Cool! I do however have a question how do use the batched API. If I understand correctly, the idea is that I do

let connection = ...
// singular API
let getResult = connection.send(command: "GET", ["foo"])
// batched API
connection.send { client in
    client.send(command: "GET", ["bar"]) /* what happens with the result ? */
    client.send(command: "SET", ["foo", "bar"])
    client.send(command: "GET", ["foo"])
}

Whilst that looks great API-wise I don't quite understand how the API works. In your first post, you show that the type of RedisClient.send is:

public protocol RedisClient {
    func send(command: String, with arguments: [RESPValueConvertible]) -> EventLoopFuture<RESPValue>
}

ie. each send operation returns an EventLoopFuture<RESPValue> which makes a lot of sense. What I don't get is how that is fitting within your batched API. How are you collecting all the results of the individual send calls that you make in the closure? They all return a future of their values and you need to 'collect' them. Did you maybe mean to write

class RedisConnection {
    /* [...] */
    func send(batch: (RedisClient) -> [EventLoopFuture<RESPValue>]) -> EventLoopFuture<[RESPValue]>
    //                                ^^^^^^^^^^^^^^^^^^^^^^^^^^^^^
    //                                make the user return the RESPValues
}

? If yes, then do you want this API to be used this way?

let connection = ...
// batched API
let arrayOfResults: EventLoopFuture<[RESPValue]> = connection.send { client -> [EventLoopFuture<RESPValue>] in
    return [client.send(command: "GET", ["bar"]),
            client.send(command: "SET", ["foo", "bar"]),
            client.send(command: "GET", ["foo"])]
}

Please note, I'm not suggesting to change anything, I'm just trying to understand how this was intended.

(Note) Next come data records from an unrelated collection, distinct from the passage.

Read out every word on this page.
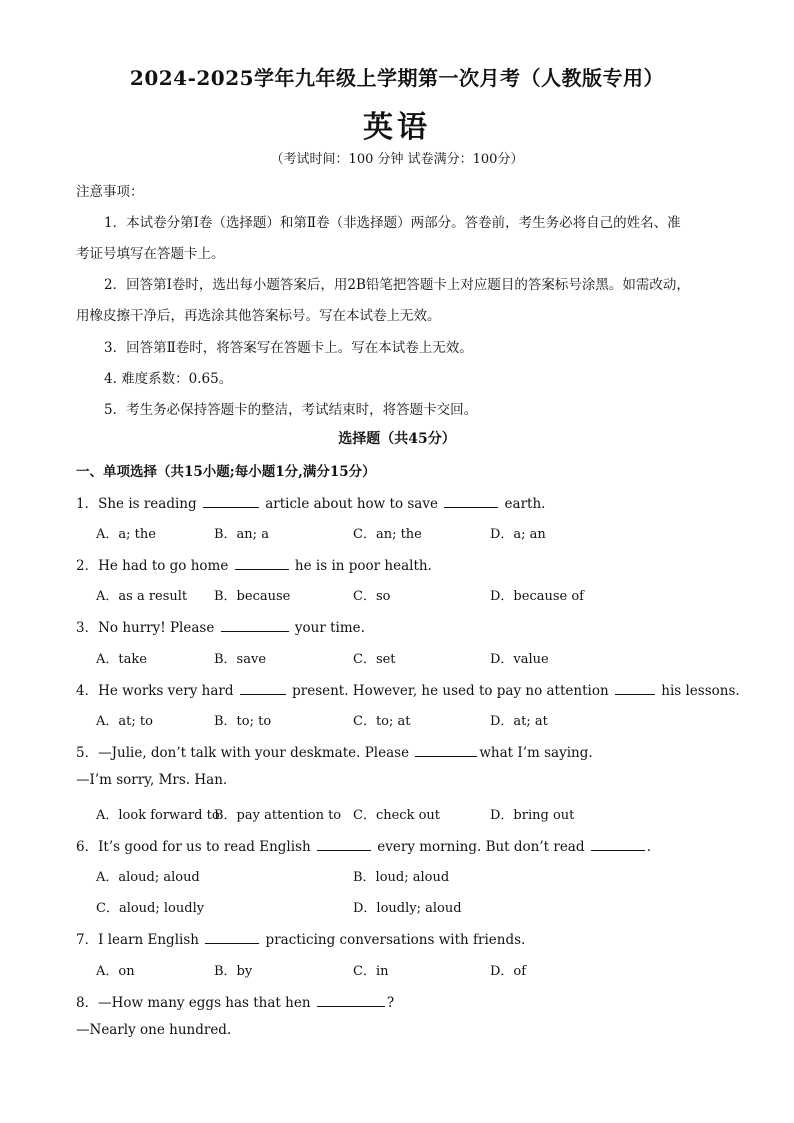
2024-2025学年九年级上学期第一次月考（人教版专用）
英语
（考试时间：100 分钟 试卷满分：100分）
注意事项：
1．本试卷分第Ⅰ卷（选择题）和第Ⅱ卷（非选择题）两部分。答卷前，考生务必将自己的姓名、准
考证号填写在答题卡上。
2．回答第Ⅰ卷时，选出每小题答案后，用2B铅笔把答题卡上对应题目的答案标号涂黑。如需改动，
用橡皮擦干净后，再选涂其他答案标号。写在本试卷上无效。
3．回答第Ⅱ卷时，将答案写在答题卡上。写在本试卷上无效。
4. 难度系数：0.65。
5．考生务必保持答题卡的整洁，考试结束时，将答题卡交回。
选择题（共45分）
一、单项选择（共15小题;每小题1分,满分15分）
1．She is reading	article about how to save	earth.
A．a; the	B．an; a	C．an; the	D．a; an
2．He had to go home	he is in poor health.
A．as a result B．because	C．so	D．because of
3．No hurry! Please	your time.
A．take	B．save	C．set	D．value
4．He works very hard	present. However, he used to pay no attention	his lessons.
A．at; to	B．to; to	C．to; at	D．at; at
5．—Julie, don’t talk with your deskmate. Please	what I’m saying.
—I’m sorry, Mrs. Han.
A．look forward to
B．pay attention to C．check out	D．bring out
6．It’s good for us to read English	every morning. But don’t read	.
A．aloud; aloud	B．loud; aloud
C．aloud; loudly	D．loudly; aloud
7．I learn English	practicing conversations with friends.
A．on	B．by	C．in	D．of
8．—How many eggs has that hen	?
—Nearly one hundred.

And quick secondary question: What's the difference between RedisClient and RedisConnection, are they the same?

That sounds like a very reasonable plan to design to me given that it's 300+ commands

Mordil · April 5, 2019, 4:54pm

Shoot, you caught a great mistake I made.

Below is an example that I'd be OK with:

class RedisConnection {
    func sendBatch(_ commands: (RedisClient) -> [EventLoopFuture<RESPValueConvertible>] -> EventLoopFuture<[RESPValueConvertible]>
    //                          ^^^^^^^^^^^
    //                       It could be argued that this should be `RedisConnection`,
    //                       since `RedisClient` has a weaker use case now,
    //                       and this isn't a protocol requirement
}

let connection = ...
// batched API
let results = connection.sendBatch { client in
    let first = client.sadd([1, 2, 3, 4, 5], to: "first")
    let second = client.sadd([3, 4, 5, 6], to: "second")
    return [first, second, client.sdiffstore(as: "third", sources: ["first", "second"])]
}
...
let first = results[0] as? Int
let second = results[1] as? Int
let third = results[2] as? Int

This will technically make it possible to chain futures to do their own transformations on data to return anything that is RESPValueConvertible, actually giving more freedom to the user without hidden implementation details, but it also makes it easier to work with the results.

RedisClient is a base protocol for sending commands through Redis, that should be used for generics and other function signatures as a form of type erasure in case you might be passed some other delegate object or implementation.

RedisConnection is just an "out of the box" implementation of RedisClient with other capabilities.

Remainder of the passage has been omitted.